Due fratelli di diciassette e diciannove anni, orfani di madre, nel fiore della loro gioventù. Si vogliono bene, condividono ogni cosa e il padre stravede per loro.
Un giorno, poi, improvvisamente, il più giovane decide di lasciare i suoi cari e, facendosi prestare il denaro necessario, si incammina verso una destinazione ignota, senza nessuna certezza sul ritorno.
Mentre il padre accetterà il fatto con stoica e malinconica rassegnazione, la reazione del fratello maggiore è incredula, rabbiosa, carica di risentimento.
Quella del Figliol Prodigo (o del Padre Misericordioso) è probabilmente la più celebre ed amata delle parabole evangeliche (Lc15,11-32), una storia ascoltata decine di volte nelle omelie domenicali, che, tuttavia, non smette mai di commuoverci e farci riflettere.
Identificarsi in uno dei tre personaggi – il padre o uno dei due figli – è facile e ognuno di essi, in misura diversa, incarna una parte della nostra personalità.
La parabola del Figliol Prodigo, in duemila anni, ha ispirato dipinti (Bosch, Rembrandt, De Chirico), opere liriche o balletti (Ponchielli, Prokofiev) e commedie (Voltaire) ma mai un romanzo. L’assassino di mio fratello (Giovane Holden Edizioni, 2013), opera prima di Gerardo Ferrara va a colmare questa lacuna.
Trentacinquenne romano di origine lucana, forte dei suoi studi sulle culture mediorientali, sulle religioni abramitiche e sulla filosofia semitica, Ferrara riesce nel suo intento di ricostruire lo sfondo storico e antropologico della Galilea immediatamente precristiana, con tutte le sue tradizioni, i suoi usi e costumi, senza lesinare particolari crudi e violenti, nello spirito di un certo filone veterotestamentario.
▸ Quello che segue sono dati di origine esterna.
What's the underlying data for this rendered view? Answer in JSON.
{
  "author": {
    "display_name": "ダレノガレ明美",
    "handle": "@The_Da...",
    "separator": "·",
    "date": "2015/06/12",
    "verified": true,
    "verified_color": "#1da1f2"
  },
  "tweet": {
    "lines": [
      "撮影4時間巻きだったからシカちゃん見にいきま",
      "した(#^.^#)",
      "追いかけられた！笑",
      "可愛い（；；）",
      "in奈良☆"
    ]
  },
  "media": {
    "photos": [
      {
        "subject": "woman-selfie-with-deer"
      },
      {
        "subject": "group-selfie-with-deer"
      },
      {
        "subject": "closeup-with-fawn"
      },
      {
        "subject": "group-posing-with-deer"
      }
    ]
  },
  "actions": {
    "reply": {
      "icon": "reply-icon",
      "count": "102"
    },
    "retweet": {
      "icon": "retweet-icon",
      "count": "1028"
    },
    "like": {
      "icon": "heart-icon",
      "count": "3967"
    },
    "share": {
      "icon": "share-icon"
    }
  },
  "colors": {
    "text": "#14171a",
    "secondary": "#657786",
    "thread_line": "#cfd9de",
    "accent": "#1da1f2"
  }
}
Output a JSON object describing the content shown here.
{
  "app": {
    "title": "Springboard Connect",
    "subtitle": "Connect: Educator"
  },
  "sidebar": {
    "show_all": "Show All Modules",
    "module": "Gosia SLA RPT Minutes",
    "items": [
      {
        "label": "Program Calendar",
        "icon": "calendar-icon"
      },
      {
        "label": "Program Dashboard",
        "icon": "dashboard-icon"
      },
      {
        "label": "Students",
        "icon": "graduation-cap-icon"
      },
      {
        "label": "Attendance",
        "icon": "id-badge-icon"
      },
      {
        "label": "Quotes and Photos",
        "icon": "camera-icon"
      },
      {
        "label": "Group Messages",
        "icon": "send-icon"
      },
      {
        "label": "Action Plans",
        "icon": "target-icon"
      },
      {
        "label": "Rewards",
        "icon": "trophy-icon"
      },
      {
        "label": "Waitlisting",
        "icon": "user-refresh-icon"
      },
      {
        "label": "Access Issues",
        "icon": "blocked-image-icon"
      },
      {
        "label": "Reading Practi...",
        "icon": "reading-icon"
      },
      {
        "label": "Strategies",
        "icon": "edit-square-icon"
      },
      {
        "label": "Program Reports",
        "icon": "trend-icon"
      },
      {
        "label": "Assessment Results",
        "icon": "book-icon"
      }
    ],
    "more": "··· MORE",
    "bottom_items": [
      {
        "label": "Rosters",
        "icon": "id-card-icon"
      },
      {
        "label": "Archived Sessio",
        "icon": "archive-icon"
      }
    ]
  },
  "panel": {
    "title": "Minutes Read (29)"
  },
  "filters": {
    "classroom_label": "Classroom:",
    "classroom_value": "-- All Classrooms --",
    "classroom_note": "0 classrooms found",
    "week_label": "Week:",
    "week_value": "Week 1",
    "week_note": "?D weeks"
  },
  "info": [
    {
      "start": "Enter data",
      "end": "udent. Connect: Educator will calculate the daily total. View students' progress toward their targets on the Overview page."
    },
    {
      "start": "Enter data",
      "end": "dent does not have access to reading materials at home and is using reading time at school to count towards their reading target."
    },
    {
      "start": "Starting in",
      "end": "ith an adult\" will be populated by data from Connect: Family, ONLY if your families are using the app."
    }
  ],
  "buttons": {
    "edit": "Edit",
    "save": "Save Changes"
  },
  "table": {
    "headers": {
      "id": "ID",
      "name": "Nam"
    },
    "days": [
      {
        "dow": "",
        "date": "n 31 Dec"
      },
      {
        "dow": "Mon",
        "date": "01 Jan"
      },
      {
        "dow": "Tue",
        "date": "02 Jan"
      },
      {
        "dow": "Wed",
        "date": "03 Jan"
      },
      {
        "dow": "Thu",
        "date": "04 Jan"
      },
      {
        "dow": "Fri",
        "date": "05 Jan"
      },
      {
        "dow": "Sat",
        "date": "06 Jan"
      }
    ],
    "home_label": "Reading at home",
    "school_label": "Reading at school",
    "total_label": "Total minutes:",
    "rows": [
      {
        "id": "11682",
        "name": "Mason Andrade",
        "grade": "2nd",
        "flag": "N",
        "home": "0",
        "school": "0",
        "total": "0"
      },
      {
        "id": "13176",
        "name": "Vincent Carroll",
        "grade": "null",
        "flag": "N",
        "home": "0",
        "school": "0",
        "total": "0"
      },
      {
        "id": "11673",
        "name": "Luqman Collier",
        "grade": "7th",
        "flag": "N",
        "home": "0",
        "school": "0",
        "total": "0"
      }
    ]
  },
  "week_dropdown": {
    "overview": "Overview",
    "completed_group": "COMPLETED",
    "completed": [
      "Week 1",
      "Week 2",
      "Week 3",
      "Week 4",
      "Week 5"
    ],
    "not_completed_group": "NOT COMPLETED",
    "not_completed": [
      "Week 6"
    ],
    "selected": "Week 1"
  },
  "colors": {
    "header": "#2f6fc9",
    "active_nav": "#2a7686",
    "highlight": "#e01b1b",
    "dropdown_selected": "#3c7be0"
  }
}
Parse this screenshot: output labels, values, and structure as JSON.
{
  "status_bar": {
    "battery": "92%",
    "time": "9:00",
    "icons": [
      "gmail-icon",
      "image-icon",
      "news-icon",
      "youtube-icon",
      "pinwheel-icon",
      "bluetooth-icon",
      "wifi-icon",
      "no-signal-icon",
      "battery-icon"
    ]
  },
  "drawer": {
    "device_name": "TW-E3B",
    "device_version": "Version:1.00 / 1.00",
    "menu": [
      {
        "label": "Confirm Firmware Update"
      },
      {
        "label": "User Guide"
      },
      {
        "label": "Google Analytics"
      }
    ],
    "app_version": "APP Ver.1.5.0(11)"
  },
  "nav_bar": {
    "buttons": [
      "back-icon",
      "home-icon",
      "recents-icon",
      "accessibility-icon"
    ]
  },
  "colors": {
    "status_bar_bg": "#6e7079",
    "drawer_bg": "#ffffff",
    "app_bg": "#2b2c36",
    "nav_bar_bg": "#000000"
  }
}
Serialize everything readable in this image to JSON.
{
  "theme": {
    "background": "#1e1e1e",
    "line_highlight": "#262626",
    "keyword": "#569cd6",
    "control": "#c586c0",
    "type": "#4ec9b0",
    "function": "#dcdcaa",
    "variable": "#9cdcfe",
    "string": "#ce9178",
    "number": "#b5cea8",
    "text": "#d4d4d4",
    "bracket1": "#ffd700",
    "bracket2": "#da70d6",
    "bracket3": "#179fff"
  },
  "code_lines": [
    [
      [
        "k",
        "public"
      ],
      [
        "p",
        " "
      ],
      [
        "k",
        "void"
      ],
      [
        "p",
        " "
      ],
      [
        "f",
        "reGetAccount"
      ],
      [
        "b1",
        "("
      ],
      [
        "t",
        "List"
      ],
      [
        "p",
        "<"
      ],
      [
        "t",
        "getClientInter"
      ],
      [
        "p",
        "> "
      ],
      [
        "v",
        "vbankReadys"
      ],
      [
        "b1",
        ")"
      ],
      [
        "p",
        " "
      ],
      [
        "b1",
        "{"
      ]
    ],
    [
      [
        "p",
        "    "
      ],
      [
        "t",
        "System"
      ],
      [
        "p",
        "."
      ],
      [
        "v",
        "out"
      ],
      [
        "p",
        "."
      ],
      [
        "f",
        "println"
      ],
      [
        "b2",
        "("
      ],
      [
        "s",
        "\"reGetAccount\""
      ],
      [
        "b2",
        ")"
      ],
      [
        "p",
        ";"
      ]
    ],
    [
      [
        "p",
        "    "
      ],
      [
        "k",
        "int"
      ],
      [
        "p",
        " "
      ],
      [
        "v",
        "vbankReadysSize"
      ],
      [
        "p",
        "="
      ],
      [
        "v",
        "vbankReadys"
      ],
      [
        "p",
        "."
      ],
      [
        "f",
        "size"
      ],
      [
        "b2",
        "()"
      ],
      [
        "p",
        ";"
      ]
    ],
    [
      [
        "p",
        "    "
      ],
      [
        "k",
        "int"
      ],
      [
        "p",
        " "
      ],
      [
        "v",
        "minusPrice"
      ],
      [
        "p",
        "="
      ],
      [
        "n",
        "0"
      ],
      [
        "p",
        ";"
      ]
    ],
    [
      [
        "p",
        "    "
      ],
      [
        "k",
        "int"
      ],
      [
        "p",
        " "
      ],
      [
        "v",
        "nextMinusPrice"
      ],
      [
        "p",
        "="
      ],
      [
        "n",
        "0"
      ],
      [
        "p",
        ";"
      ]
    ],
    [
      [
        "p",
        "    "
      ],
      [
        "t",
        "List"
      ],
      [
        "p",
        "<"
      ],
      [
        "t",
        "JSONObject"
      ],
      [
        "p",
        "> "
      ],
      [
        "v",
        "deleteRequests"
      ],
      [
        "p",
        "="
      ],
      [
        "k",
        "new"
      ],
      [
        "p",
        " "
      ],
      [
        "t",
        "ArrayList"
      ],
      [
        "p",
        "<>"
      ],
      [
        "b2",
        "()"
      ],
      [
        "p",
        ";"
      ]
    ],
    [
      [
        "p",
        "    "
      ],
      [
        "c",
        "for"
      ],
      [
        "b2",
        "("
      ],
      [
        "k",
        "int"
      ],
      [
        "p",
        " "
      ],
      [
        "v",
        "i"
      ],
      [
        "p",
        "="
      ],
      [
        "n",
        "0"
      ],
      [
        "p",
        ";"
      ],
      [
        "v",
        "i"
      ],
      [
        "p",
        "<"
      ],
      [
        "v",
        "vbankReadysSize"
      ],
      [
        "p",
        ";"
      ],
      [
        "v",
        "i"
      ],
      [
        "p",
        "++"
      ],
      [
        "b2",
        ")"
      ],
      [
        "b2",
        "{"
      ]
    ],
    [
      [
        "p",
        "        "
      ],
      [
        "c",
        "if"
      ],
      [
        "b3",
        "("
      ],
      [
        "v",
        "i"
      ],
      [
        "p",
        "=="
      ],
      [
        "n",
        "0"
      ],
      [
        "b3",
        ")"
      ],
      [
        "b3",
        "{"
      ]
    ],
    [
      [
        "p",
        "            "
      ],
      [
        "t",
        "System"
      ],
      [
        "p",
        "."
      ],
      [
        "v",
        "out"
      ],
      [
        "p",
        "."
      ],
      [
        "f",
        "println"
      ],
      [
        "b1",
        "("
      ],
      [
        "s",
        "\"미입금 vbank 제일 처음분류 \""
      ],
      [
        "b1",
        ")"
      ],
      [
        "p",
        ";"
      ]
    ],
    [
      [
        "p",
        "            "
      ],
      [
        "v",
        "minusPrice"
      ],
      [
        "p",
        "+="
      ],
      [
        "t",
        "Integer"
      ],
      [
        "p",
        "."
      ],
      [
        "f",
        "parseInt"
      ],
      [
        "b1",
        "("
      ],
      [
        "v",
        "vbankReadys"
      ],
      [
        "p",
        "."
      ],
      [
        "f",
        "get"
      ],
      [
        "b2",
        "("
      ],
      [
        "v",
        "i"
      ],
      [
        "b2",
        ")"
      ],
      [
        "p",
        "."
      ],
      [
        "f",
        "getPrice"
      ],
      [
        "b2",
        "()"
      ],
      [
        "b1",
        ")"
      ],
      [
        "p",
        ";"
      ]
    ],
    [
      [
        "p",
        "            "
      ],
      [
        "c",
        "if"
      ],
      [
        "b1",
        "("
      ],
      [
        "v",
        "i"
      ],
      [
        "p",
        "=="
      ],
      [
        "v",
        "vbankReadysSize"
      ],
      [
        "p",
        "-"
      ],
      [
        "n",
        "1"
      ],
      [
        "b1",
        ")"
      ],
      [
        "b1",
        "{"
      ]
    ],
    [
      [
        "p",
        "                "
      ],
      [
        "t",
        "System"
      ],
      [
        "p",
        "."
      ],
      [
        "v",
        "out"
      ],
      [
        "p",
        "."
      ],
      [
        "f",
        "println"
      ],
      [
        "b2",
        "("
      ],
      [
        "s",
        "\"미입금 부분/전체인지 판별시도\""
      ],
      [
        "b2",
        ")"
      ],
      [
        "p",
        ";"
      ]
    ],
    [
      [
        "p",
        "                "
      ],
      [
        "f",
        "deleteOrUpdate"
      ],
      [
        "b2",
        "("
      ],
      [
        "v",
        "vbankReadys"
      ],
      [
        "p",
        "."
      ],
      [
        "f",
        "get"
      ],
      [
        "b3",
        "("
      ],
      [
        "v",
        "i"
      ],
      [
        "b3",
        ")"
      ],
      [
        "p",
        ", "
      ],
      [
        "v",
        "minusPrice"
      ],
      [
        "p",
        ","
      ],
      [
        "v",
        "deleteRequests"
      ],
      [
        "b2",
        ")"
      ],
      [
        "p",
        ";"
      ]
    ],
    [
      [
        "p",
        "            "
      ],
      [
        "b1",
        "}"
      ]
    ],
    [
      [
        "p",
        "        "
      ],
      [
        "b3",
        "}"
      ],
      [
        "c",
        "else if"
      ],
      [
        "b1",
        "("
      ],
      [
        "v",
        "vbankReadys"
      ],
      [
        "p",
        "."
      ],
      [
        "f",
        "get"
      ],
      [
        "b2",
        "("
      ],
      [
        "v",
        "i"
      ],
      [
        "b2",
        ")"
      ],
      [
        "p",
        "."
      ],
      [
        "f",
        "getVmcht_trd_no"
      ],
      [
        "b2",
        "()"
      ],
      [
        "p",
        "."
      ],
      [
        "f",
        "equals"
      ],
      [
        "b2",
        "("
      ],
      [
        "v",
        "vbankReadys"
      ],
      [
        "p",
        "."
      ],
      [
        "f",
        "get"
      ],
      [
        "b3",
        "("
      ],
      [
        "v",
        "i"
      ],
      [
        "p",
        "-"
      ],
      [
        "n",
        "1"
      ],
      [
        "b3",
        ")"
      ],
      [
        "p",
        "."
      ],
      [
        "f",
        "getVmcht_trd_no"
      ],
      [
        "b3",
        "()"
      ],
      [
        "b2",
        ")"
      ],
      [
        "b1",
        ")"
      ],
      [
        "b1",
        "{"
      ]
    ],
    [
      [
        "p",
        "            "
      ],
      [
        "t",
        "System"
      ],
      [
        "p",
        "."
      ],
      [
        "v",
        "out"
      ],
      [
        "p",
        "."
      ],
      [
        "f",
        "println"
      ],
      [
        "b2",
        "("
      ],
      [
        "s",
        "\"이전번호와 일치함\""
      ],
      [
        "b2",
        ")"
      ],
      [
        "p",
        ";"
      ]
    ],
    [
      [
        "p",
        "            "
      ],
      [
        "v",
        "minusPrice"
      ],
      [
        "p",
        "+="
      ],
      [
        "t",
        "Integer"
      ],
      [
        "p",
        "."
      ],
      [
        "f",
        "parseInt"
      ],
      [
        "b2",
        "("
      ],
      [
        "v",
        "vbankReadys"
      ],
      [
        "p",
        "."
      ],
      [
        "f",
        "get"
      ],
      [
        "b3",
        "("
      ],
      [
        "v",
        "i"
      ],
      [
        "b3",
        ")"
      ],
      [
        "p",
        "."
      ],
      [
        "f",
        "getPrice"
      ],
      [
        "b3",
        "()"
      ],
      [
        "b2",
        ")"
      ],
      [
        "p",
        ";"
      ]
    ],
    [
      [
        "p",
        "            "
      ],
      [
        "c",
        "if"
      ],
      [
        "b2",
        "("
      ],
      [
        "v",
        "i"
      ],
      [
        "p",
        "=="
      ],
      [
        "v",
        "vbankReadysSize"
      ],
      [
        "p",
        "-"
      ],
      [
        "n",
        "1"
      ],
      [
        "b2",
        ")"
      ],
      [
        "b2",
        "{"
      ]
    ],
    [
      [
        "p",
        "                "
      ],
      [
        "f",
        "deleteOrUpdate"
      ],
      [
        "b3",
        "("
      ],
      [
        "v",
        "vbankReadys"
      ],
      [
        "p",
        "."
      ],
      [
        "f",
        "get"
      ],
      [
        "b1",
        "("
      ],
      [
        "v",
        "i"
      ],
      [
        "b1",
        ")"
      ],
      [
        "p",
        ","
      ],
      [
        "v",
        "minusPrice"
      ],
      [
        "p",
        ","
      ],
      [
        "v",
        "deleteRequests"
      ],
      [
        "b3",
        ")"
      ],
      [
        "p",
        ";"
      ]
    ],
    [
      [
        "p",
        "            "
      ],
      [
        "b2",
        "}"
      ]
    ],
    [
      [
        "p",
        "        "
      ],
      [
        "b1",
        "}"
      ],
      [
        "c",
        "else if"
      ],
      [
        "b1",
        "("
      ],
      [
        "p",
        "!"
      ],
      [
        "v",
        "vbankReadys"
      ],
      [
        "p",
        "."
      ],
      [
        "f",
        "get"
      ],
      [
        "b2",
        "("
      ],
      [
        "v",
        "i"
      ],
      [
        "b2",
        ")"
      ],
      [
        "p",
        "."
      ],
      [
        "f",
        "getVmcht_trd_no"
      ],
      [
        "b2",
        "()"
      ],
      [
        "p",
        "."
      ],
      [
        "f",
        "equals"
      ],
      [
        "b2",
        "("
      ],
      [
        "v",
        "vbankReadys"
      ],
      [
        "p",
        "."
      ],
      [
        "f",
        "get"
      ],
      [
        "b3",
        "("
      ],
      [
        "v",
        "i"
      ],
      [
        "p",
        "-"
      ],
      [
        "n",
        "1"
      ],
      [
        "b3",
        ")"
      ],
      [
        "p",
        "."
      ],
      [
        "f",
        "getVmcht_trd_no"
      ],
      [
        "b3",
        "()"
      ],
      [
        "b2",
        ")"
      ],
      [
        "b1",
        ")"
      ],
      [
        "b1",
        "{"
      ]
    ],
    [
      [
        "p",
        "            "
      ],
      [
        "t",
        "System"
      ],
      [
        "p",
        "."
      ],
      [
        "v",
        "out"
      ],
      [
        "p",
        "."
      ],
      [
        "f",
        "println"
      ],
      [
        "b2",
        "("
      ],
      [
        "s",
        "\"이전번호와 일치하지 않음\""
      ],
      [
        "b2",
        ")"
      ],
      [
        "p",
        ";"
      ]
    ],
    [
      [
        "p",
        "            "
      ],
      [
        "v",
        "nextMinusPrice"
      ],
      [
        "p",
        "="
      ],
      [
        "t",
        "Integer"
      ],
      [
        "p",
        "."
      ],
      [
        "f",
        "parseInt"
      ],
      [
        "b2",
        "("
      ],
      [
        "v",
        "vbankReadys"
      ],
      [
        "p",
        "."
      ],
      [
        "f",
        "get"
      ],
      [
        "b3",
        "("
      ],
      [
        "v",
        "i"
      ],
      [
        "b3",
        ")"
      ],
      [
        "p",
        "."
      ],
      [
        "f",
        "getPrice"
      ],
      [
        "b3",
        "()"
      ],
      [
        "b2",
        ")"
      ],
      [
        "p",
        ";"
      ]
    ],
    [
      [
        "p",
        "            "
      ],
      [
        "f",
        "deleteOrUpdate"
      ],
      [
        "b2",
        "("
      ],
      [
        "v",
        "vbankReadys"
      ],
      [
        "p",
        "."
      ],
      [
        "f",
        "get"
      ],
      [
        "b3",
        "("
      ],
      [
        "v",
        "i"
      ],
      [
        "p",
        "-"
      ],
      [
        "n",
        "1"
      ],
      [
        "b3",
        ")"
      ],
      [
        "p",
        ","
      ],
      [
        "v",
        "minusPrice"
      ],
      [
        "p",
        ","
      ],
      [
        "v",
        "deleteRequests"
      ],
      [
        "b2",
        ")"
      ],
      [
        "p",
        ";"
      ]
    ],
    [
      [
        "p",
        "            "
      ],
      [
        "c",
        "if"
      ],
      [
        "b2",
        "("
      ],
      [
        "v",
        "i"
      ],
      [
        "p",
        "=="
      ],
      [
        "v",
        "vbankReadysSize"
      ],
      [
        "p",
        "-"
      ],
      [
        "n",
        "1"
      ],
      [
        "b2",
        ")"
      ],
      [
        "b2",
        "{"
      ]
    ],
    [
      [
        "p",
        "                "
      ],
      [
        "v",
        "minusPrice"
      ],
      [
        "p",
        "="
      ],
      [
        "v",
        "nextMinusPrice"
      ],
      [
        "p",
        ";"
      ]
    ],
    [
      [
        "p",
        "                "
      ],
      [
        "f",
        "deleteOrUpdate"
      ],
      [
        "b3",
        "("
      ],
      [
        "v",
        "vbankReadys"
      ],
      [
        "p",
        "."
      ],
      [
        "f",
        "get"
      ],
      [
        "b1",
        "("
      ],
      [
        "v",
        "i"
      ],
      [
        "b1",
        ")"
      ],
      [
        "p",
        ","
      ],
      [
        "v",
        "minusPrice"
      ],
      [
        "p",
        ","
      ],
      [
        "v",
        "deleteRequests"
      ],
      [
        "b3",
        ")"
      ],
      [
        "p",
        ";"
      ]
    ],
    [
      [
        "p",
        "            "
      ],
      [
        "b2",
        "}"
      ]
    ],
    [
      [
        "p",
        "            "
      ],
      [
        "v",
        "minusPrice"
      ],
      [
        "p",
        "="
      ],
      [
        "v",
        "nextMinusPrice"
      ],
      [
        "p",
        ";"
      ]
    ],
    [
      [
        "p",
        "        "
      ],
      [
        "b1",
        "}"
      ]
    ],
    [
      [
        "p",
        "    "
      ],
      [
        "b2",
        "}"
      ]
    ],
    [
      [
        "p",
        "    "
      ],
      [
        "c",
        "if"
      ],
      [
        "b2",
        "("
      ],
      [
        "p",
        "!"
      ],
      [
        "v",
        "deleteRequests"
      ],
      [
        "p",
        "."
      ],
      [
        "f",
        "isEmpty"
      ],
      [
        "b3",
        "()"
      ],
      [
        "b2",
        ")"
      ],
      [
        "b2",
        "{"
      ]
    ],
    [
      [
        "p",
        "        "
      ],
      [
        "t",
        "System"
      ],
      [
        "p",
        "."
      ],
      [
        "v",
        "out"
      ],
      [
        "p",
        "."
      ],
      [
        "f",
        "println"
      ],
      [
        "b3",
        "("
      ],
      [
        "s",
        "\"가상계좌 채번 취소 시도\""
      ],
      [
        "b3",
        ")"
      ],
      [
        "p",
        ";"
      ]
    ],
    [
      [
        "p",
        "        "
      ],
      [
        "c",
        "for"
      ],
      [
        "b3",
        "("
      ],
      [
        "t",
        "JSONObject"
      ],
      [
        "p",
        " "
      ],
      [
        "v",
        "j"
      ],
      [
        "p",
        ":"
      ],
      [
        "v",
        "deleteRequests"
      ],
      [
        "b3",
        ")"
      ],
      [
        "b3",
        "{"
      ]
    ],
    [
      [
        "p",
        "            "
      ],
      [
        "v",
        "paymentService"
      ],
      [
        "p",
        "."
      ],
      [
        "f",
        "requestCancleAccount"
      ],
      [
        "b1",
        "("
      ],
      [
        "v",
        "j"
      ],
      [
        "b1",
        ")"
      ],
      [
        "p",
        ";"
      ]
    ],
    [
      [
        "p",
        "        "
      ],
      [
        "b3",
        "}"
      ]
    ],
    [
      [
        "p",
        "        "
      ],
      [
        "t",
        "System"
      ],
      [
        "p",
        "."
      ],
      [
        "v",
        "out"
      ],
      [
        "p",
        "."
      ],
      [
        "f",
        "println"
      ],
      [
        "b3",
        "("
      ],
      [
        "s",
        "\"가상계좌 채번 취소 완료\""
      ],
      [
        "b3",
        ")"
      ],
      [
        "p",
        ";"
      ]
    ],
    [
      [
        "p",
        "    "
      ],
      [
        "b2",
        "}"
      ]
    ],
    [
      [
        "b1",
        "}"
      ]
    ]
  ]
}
L’Autore assume il fratello maggiore come io narrante, optando quindi per una lettura complessa e “moderna” della vicenda. Nel protagonista Shimon è individuabile tutta la fragilità dell’uomo contemporaneo che vede miseramente franare ogni velleità di costruzione della sua personalità su valori “borghesi” e “di facciata”, sull’adesione ad una morale (nel caso specifico quella della legge mosaica, in particolare nel quarto Comandamento), sulla rispettabilità, sull’identificazione dell’uomo con il proprio “fare”, piuttosto che con il proprio “essere”.
Nel giovane e ingenuo David, invece, il lettore potrà scorgere l’umanità rigenerata dal dolore per il proprio peccato e riscattata dall’unico vero amore che non tradisce: quello del Padre che dolorosamente rispetta la libertà dei propri figli, anche nel loro errore, e che vibra di gioia incondizionata per la loro sola vicinanza.
Il ritorno di David, quindi, spiazzerà Shimon fino allo sgomento, infrangerà tutte le sue false certezze, lo getterà nell’abisso della disperazione e della crisi di identità, perché lo ha reso consapevole di non saper amare, fino a percepirsi, in qualche modo, come l’assassino morale di suo fratello.
Scritta in un singolare tempo presente, a metà strada il diario e un incedere cinematografico, la storia si caratterizza per una curiosa nemesi, per cui, in distinti momenti, sarà Shimon, a sua volta, a mettersi in viaggio e ad abbandonare la famiglia.
Rocambolesche avventure lo porteranno sulle tracce del fratello scomparso e Shimon, più volte, si metterà nei guai, arrivando a rischiare la vita e a commettere persino due orribili delitti. Sarà proprio questa immersione negli abissi del male e del peccato, a condurlo lungo strade mai immaginate prima e, alla fine, la redenzione si compirà, in maniera assai sorprendente, anche per il fratello maggiore.
Fedele e scrupoloso nella ricostruzione storica, L’assassino di mio fratello è articolato su un linguaggio agile e moderno. La narrazione è dinamica ma, al tempo stessa molto riflessiva ed introspettiva, richiamando in parte l’approccio dei grandi scrittori russi del XIX secolo, Dostoevskij in primis.
L’assassino di mio fratello è, in definitiva, un’opera che potrà risultare gradita a vari tipi di lettori: agli appassionati del romanzo storico, ai biblisti, agli amanti della fiction a sfondo religioso, come pure a chi è in cerca di stesso e – anche inconsapevolmente – anela al grande dono della Misericordia.